Jett Lawrence est pour le moins décontracté à l’approche de la saison 2025. Champion de Supercross 450 en titre, le pilote Australien aborde la nouvelle année en pleine confiance, bien conscient qu’il est considéré par ses principaux concurrents comme l’homme à battre, une nouvelle fois. Présent à Anaheim, notre confrère Jonathan McCready s’est entretenu avec le champion en titre à la veille de l’ouverture du championnat de Supercross US. Micro.

Jett, nous voilà à Anaheim 1. Cette fois-ci, tu es le tenant du titre en 450. Tu ressens un peu plus de pression cette année ou pas du tout ? Tu avais l’air plutôt détendu pendant la conférence de presse…

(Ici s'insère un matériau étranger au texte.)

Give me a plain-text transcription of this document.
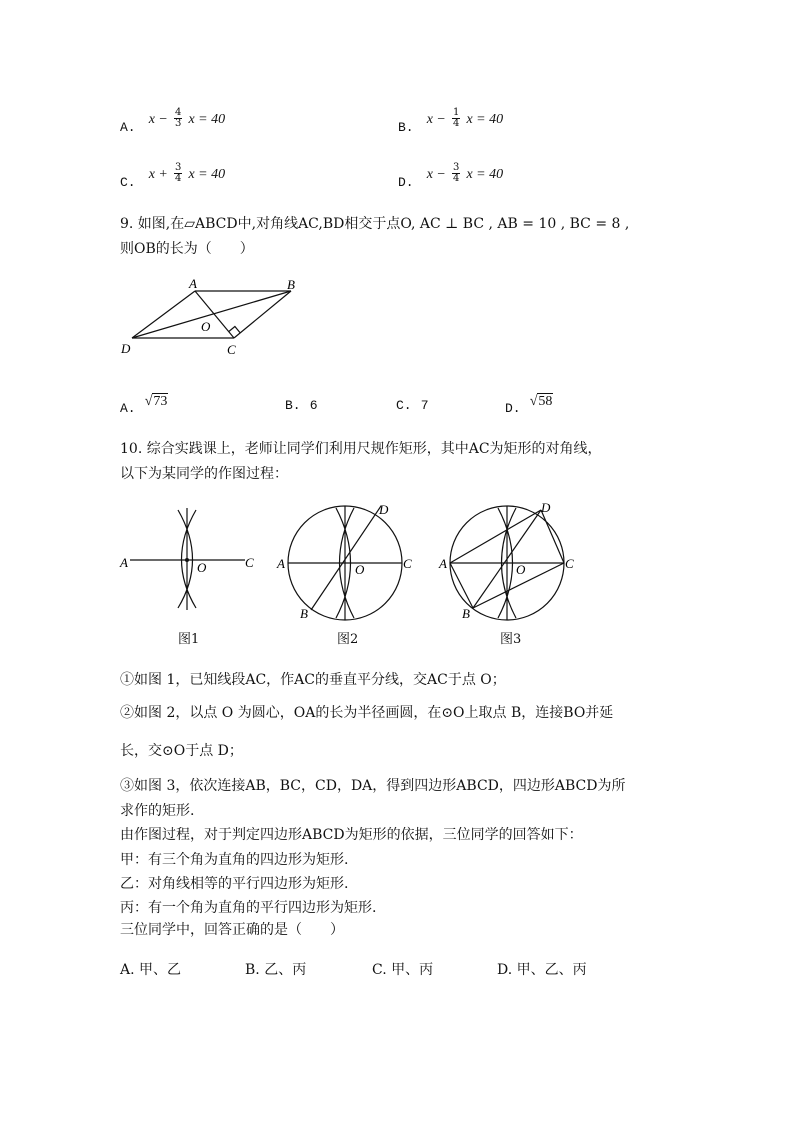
$_{A.}$ $x - \frac{4}{3}$ x = 40
$_{B.}$ $x - \frac{1}{4}$ x = 40
$_{C.}$ $x + \frac{3}{4}$ x = 40
$_{D.}$ $x - \frac{3}{4}$ x = 40
9. 如图,在▱ABCD中,对角线AC,BD相交于点O, AC ⊥ BC , AB = 10 , BC = 8 ,
则OB的长为（　　）
A	B
C
D
O
$_{A.}$ √73	B. 6	C. 7	$_{D.}$ √58
10. 综合实践课上，老师让同学们利用尺规作矩形，其中AC为矩形的对角线，
以下为某同学的作图过程：
A	C
O
图1
A	C
O
B
D
图2
A	C
O
B
D
图3
①如图 1，已知线段AC，作AC的垂直平分线，交AC于点 O；
②如图 2，以点 O 为圆心，OA的长为半径画圆，在⊙O上取点 B，连接BO并延
长，交⊙O于点 D；
③如图 3，依次连接AB，BC，CD，DA，得到四边形ABCD，四边形ABCD为所
求作的矩形.
由作图过程，对于判定四边形ABCD为矩形的依据，三位同学的回答如下：
甲：有三个角为直角的四边形为矩形.
乙：对角线相等的平行四边形为矩形.
丙：有一个角为直角的平行四边形为矩形.
三位同学中，回答正确的是（　　）
A. 甲、乙	B. 乙、丙	C. 甲、丙	D. 甲、乙、丙
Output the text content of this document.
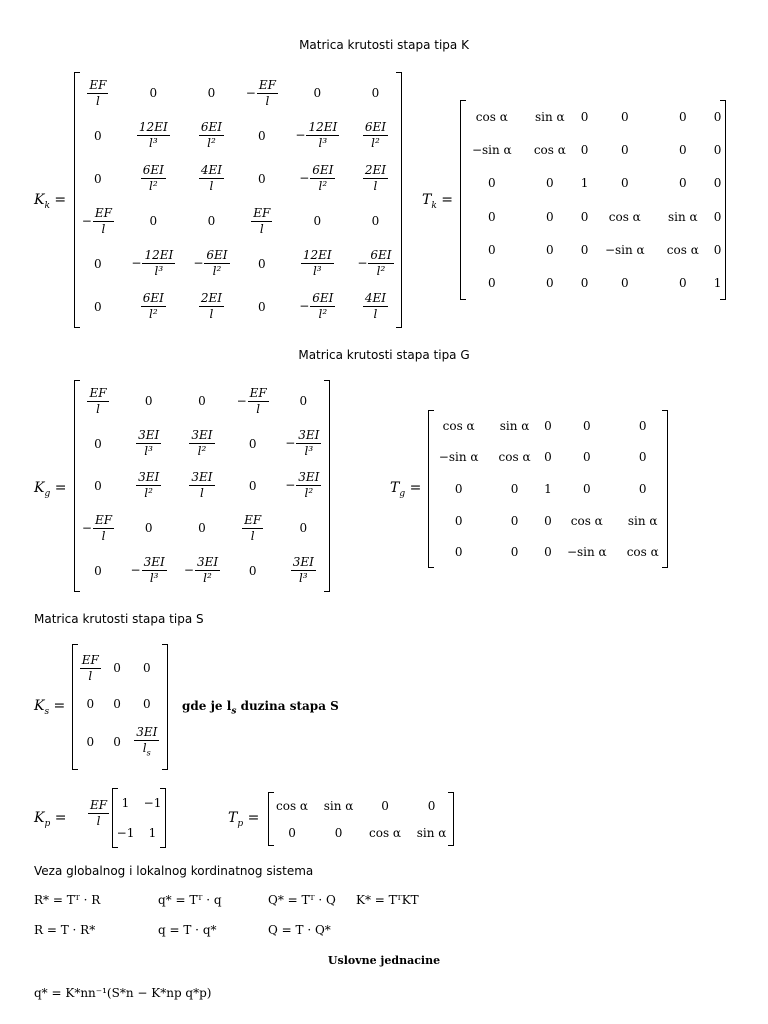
Matrica krutosti stapa tipa K
$K_k$ =
$\frac{EF}{l}$	0	0	− $\frac{EF}{l}$	0	0
0	$\frac{12EI}{\text{l³}}$	$\frac{6EI}{\text{l²}}$	0	− $\frac{12EI}{\text{l³}}$	$\frac{6EI}{\text{l²}}$

0	$\frac{6EI}{\text{l²}}$	$\frac{4EI}{l}$	0	− $\frac{6EI}{\text{l²}}$	$\frac{2EI}{l}$

− $\frac{EF}{l}$	0	0	$\frac{EF}{l}$	0	0
0	− $\frac{12EI}{\text{l³}}$	− $\frac{6EI}{\text{l²}}$	0	$\frac{12EI}{\text{l³}}$	− $\frac{6EI}{\text{l²}}$

0	$\frac{6EI}{\text{l²}}$	$\frac{2EI}{l}$	0	− $\frac{6EI}{\text{l²}}$	$\frac{4EI}{l}$
$T_k$ =
cos α	sin α	0	0	0	0
−sin α	cos α	0	0	0	0
0	0	1	0	0	0
0	0	0	cos α	sin α	0
0	0	0	−sin α	cos α	0
0	0	0	0	0	1
Matrica krutosti stapa tipa G
$K_g$ =
$\frac{EF}{l}$	0	0	− $\frac{EF}{l}$	0
0	$\frac{3EI}{\text{l³}}$	$\frac{3EI}{\text{l²}}$	0	− $\frac{3EI}{\text{l³}}$

0	$\frac{3EI}{\text{l²}}$	$\frac{3EI}{l}$	0	− $\frac{3EI}{\text{l²}}$

− $\frac{EF}{l}$	0	0	$\frac{EF}{l}$	0
0	− $\frac{3EI}{\text{l³}}$	− $\frac{3EI}{\text{l²}}$	0	$\frac{3EI}{\text{l³}}$
$T_g$ =
cos α	sin α	0	0	0
−sin α	cos α	0	0	0
0	0	1	0	0
0	0	0	cos α	sin α
0	0	0	−sin α	cos α
Matrica krutosti stapa tipa S
$K_s$ =
$\frac{EF}{l}$	0	0
0	0	0
0	0	$\frac{3EI}{l_s}$
gde je $l_s$ duzina stapa S
$K_p = \frac{EF}{l} 1$	−1
−1	1
$T_p$ =
cos α	sin α	0	0
0	0	cos α	sin α
Veza globalnog i lokalnog kordinatnog sistema
R* = Tᵀ · R	q* = Tᵀ · q	Q* = Tᵀ · Q K* = TᵀKT
R = T · R*	q = T · q*	Q = T · Q*
Uslovne jednacine
q* = K*nn⁻¹(S*n − K*np q*p)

Non, il n’y a pas de pression en plus cette année. C’est pareil que l’année dernière, en fait. Tu vois, l’an dernier, j’arrivais ici sans avoir de titre en Supercross en 450 et cette année au moins, j’en ai un en poche donc je peux être un peu plus relax. Au moins, je sais que je suis capable de viser à nouveau ce type d’objectif, que je suis capable de gagner. Je suis impatient d’en découdre. On va juste prendre cette première épreuve de la saison comme elle vient, peu importe la position qu’on décrochera lors de la finale. Après quoi, on verra. Parce qu’on sait qu’on ne peux pas gagner le championnat dès la première épreuve, mais on peux clairement le perdre. Il faut juste passer ce premier round et ensuite, on fera le point pour voir où on en est.

Beaucoup de pilotes qui visent le titre disent que tu es le mec à battre cette année. Ça paraît logique, mais d’habitude, ils évitent de pointer du doigt leurs concurrents. Là, t’es carrément leur référence, ils te courent tous après. Ça te fait quoi de savoir que t’es celui que tout le monde veut battre ?

Franchement, c’est cool, parce que ça montre que je fais exactement ce qu’il faut. Je veux dire, certains peuvent voir ça comme quelque chose de négatif, se demander pourquoi ils ont une cible dans le dos. Moi, je me dis que ça montre que je fais tout ce que je peux, et que tout le monde voudrait être à ma place et porter la plaque de numéro un. C’est cool. Il faut juste que je reste sur mes gardes et que je continue à faire ce que je sais faire. Il ne faudra pas se reposer sur ses lauriers, tu vois. Il faut toujours être prêt à tout, et s’attendre à l’inattendu.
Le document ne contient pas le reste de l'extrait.